US 11,967,151 B2
Video classification method and apparatus, model training method and apparatus, device, and storage medium
Yan Li, Shenzhen (CN); Xintian Shi, Shenzhen (CN); and Bin Ji, Shenzhen (CN)
Assigned to TENCENT TECHNOLOGY (SHENZHEN) COMPANY LIMITED, Shenzhen (CN)
Filed by Tencent Technology (Shenzhen) Company Limited, Shenzhen (CN)
Filed on Oct. 29, 2021, as Appl. No. 17/515,164.
Application 17/515,164 is a continuation of application No. PCT/CN2020/117358, filed on Sep. 24, 2020.
Claims priority of application No. 201911121362.5 (CN), filed on Nov. 15, 2019.
Prior Publication US 2022/0051025 A1, Feb. 17, 2022
Int. Cl. G06K 9/00 (2022.01); G06F 18/214 (2023.01); G06F 18/25 (2023.01); G06V 20/40 (2022.01)

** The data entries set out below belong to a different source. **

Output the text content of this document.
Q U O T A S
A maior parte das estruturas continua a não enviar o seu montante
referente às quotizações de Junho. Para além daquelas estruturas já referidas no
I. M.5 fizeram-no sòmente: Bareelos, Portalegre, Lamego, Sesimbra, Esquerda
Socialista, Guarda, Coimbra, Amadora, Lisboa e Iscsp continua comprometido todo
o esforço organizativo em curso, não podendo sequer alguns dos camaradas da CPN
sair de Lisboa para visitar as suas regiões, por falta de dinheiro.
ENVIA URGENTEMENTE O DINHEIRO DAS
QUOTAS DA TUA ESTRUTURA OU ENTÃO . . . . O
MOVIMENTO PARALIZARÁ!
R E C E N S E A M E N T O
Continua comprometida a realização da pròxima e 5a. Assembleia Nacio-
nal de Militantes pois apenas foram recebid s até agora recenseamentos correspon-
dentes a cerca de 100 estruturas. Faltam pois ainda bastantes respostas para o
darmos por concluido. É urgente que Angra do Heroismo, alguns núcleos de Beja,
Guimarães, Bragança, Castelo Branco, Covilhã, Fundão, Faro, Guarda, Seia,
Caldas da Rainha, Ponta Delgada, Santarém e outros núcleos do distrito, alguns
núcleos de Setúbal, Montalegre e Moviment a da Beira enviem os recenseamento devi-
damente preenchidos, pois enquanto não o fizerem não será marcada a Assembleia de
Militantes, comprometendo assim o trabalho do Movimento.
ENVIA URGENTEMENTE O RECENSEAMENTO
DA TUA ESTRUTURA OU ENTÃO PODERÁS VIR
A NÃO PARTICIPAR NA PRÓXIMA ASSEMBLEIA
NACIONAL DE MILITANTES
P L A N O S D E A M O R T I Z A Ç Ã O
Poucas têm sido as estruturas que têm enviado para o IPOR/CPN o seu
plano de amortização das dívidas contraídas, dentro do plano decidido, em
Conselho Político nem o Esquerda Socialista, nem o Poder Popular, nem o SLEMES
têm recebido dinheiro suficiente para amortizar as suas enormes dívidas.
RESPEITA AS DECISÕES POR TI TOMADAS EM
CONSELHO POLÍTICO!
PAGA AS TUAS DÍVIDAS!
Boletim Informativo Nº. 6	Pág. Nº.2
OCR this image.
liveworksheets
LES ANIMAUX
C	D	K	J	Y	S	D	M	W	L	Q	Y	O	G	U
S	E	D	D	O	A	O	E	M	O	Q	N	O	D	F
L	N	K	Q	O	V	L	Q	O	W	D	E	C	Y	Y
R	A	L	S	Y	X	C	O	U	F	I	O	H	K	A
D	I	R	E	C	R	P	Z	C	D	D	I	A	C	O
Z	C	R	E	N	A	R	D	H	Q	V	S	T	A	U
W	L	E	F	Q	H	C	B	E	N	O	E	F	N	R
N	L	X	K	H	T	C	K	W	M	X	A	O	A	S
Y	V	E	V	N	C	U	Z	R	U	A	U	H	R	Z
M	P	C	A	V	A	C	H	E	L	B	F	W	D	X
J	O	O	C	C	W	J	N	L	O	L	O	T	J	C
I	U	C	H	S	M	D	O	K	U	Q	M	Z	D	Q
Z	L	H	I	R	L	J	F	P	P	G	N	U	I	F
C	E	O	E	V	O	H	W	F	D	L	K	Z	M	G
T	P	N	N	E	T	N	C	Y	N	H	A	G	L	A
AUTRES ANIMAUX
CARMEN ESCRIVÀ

CPC G06V 20/41 (2022.01) [G06F 18/214 (2023.01); G06F 18/253 (2023.01); G06V 20/46 (2022.01); G06V 20/49 (2022.01)] 20 Claims
OG exemplary drawing
 
1. A video classification method performed by a computer device, the method comprising:
obtaining a video;
dividing the video into n segments of equal length, n being a positive integer;
selecting n image frames from the video, each image frame from a corresponding one of the n segments;
extracting respective feature information of each of the n image frames by using a feature extraction network;
fusing the feature information of each of the n image frames according to a learned feature fusion policy, the learned feature fusion policy being used for indicating, when a first image frame in the n image frames is fused with feature information of other image frames in the n image frames, proportions of the feature information of the other image frames; and
determining a classification result of the video according to the respective feature information of the n image frames, wherein feature information of an edge image frame in the n image frames is weighted differently from feature information of a non-edge image frame in the n image frames.